Reports that the Apple iPhone 6 will feature a sapphire glass display are seeming more likely. Apple CEO Tim Cook confirmed in January that Apple is opening a factory in Mesa, Ariz., that will focus on sapphire glass, though he wouldn’t say what the glass is for.
MacRumors reported Jan. 24 that Apple had teamed with GT Advanced Technologies on its sapphire project, and on Feb. 6, 9to5Mac, citing information received from investor Matt Margolis, reported that GT Advanced had received 518 sapphire furnace and chamber systems, and another 420 machines are on the way.
“The first 518 units, according to Margolis, could build between 103 million and 116 million [approximate] 5-inch displays per year,” said the report. “The additional machines would nearly double that annual output with an additional 84 million to 94 million screen covers. GT Advanced has also ordered over 100 tons of graphite material to heat the furnaces.”
GT Advanced, in a January 2014 corporate overview, told investors, “In Nov. 2013, GT signed a multi-year sapphire materials supply agreement with a leading OEM, which is expected to provide GT with a platform for recurring sapphire materials revenues.”
Corning, the maker of Gorilla Glass, has questioned the feasibility of using sapphire—an incredibly strong material—for mobile phone displays.
“What would people say if someone invented a cover that was about half the weight, used 99 percent less energy to make, provided brighter displays and cost less than a tenth of sapphire?” Jeffrey Evenson, Corning’s senior vice president, wrote in a May 2013 report. “I think they’d say that sapphire is in real trouble. It so happens that we at Corning already invented that cover—and it’s called Gorilla Glass.”
Apple is working to address, at the very least, the pricing issue. According to the 9to5Mac report, GT Advanced has ordered an Intego Sirius Slab Automated Sapphire Display Inspect Tool, the purpose of which, documents for the tool explain, is to lower manufacturing and fabrication costs.

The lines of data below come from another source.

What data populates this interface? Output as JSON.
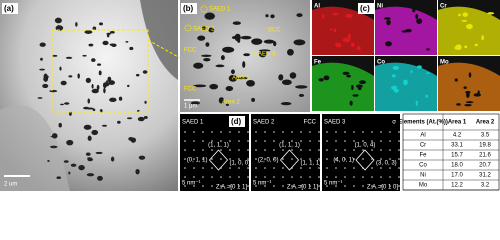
{
  "panel_a": {
    "label": "(a)",
    "scale": "2 um"
  },
  "panel_b": {
    "label": "(b)",
    "annotations": [
      "SAED 1",
      "SAED 2",
      "BCC",
      "FCC",
      "SAED 3",
      "Area 1",
      "FCC",
      "Area 2"
    ],
    "scale": "1 μm"
  },
  "panel_c": {
    "label": "(c)",
    "maps": [
      "Al",
      "Ni",
      "Cr",
      "Fe",
      "Co",
      "Mo"
    ]
  },
  "panel_d": {
    "label": "(d)",
    "patterns": [
      {
        "title": "SAED 1",
        "phase": "BCC",
        "indices": [
          "(1, 1, 1)",
          "(0, 1, 1)",
          "(1, 0, 0)"
        ],
        "scale": "5 nm⁻¹",
        "zone": "Z.A.=[0 1 1]"
      },
      {
        "title": "SAED 2",
        "phase": "FCC",
        "indices": [
          "(1, 1, 1)",
          "(2, 0, 0)",
          "(1, 1, 1)"
        ],
        "scale": "5 nm⁻¹",
        "zone": "Z.A.=[0 1 1]"
      },
      {
        "title": "SAED 3",
        "phase": "σ",
        "indices": [
          "(1, 0, 4)",
          "(4, 0, 1)",
          "(3, 0, 3)"
        ],
        "scale": "5 nm⁻¹",
        "zone": "Z.A.=[0 1 0]"
      }
    ]
  },
  "table": {
    "header": [
      "Elements (At.(%))",
      "Area 1",
      "Area 2"
    ],
    "rows": [
      [
        "Al",
        "4.2",
        "3.5"
      ],
      [
        "Cr",
        "33.1",
        "19.8"
      ],
      [
        "Fe",
        "15.7",
        "21.6"
      ],
      [
        "Co",
        "18.0",
        "20.7"
      ],
      [
        "Ni",
        "17.0",
        "31.2"
      ],
      [
        "Mo",
        "12.2",
        "3.2"
      ]
    ]
  }
}
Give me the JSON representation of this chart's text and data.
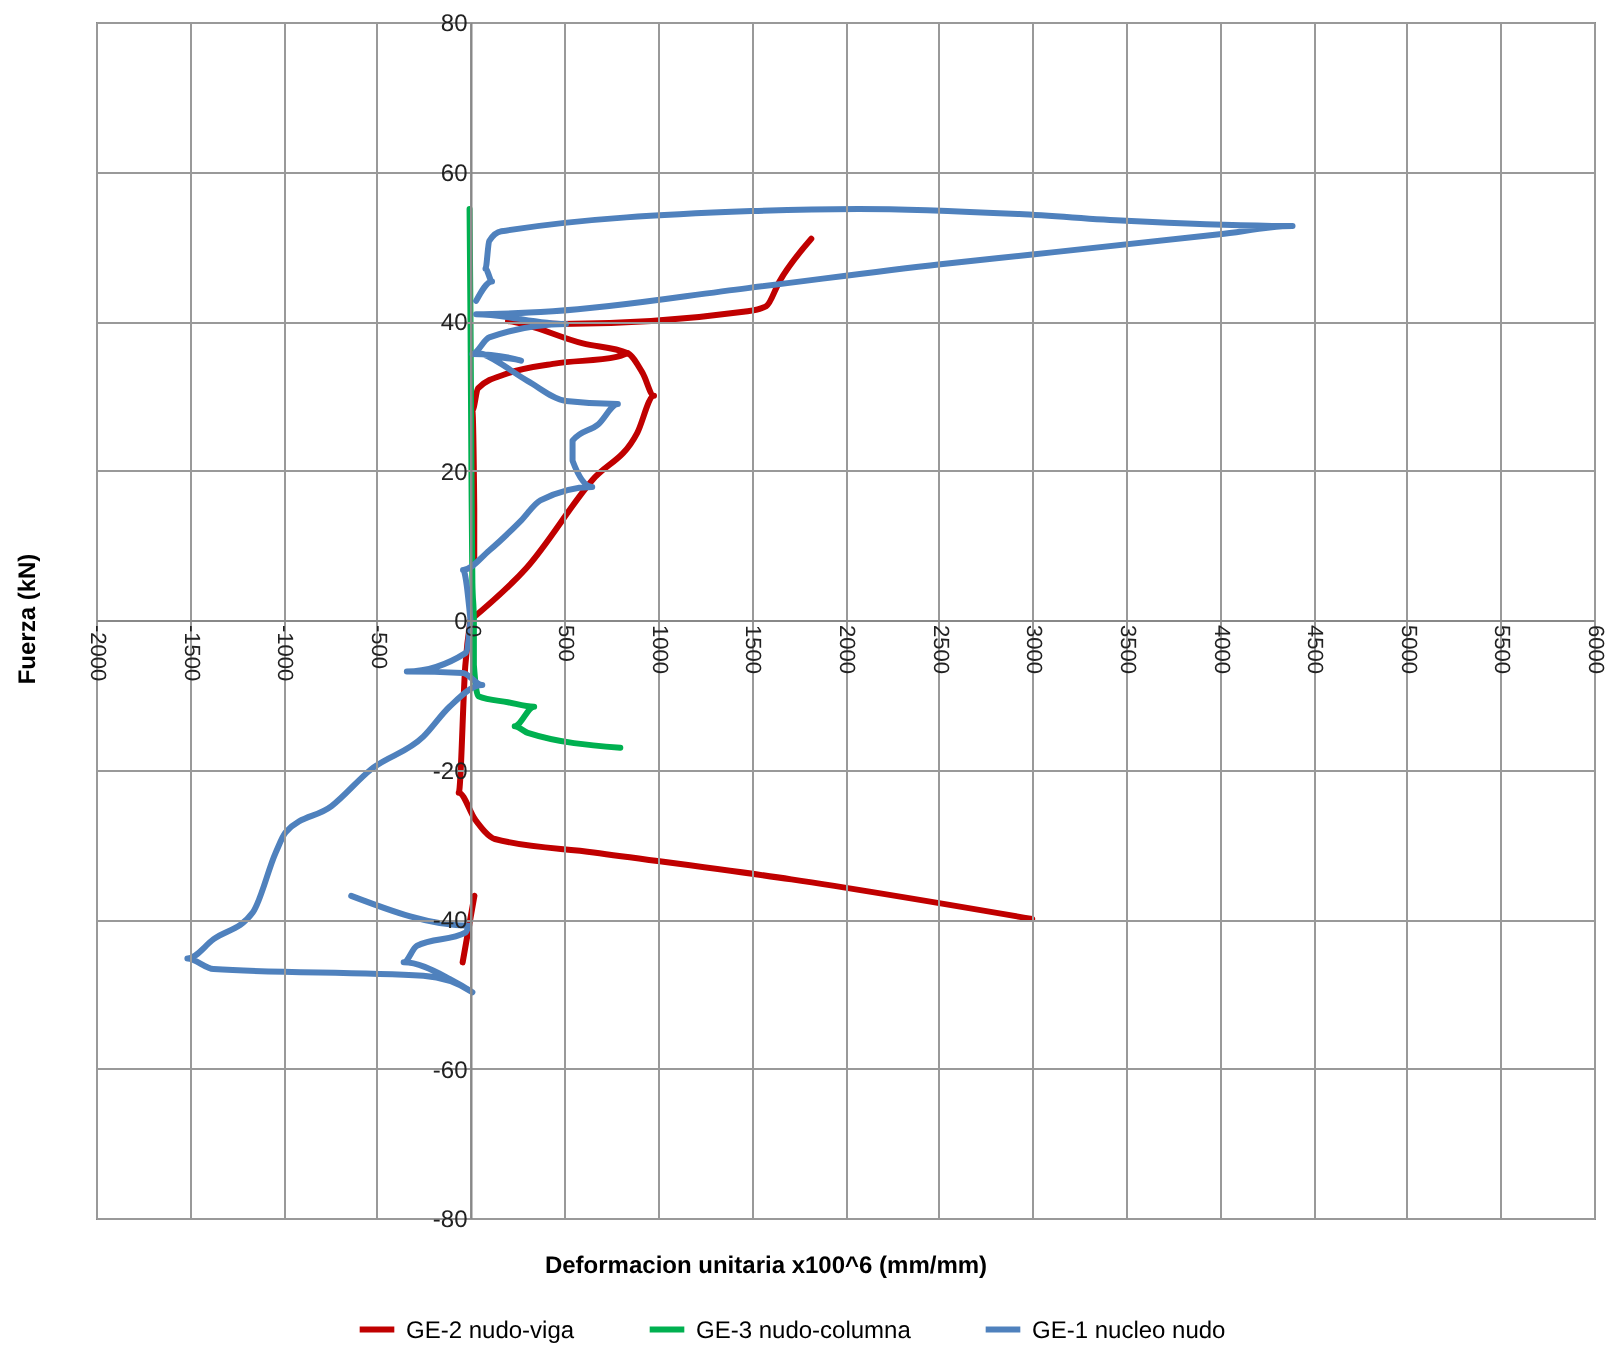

The report cites materials that state, “GT Advanced Technologies is working with key downstream technology providers to optimize fabrication processes and technologies to lower the cost of sapphire cover screen material.”
It continues, “GT is partnering with Intego GmbH to develop a series of automated sapphire inspection tools that will increase the yield of high quality sapphire material from each boule and ensure that only high quality material enters the value stream. The … tool begins a new level of repeatability and performance throughput to the production of sapphire material intended for high volume markets such as mobile and touch screen devices.”
Apple currently uses sapphire for the protective cover on the camera lens of the iPhone 5 and iPhone 5S, as well as on the iPhone 5S’ home button, as part of its Touch ID solution.
It’s rumored that Apple is working on iPhones with larger displays—4.7 and 5.5 inches, Bloomberg reported Nov. 10, adding that the glass will be curved and feature pressure-sensitive sensors.
Cook has said nothing of Apple’s plans—except that customers “are going to love what we’re going to do”—and refuses to acknowledge whether the company is working on a new product category. It’s widely expected that Apple is working on a television set (an “iTV”) and a smartwatch (the “iWatch”), and it has even been reported that Apple is working on a ring.
Whether it will feature a sapphire is anybody’s guess.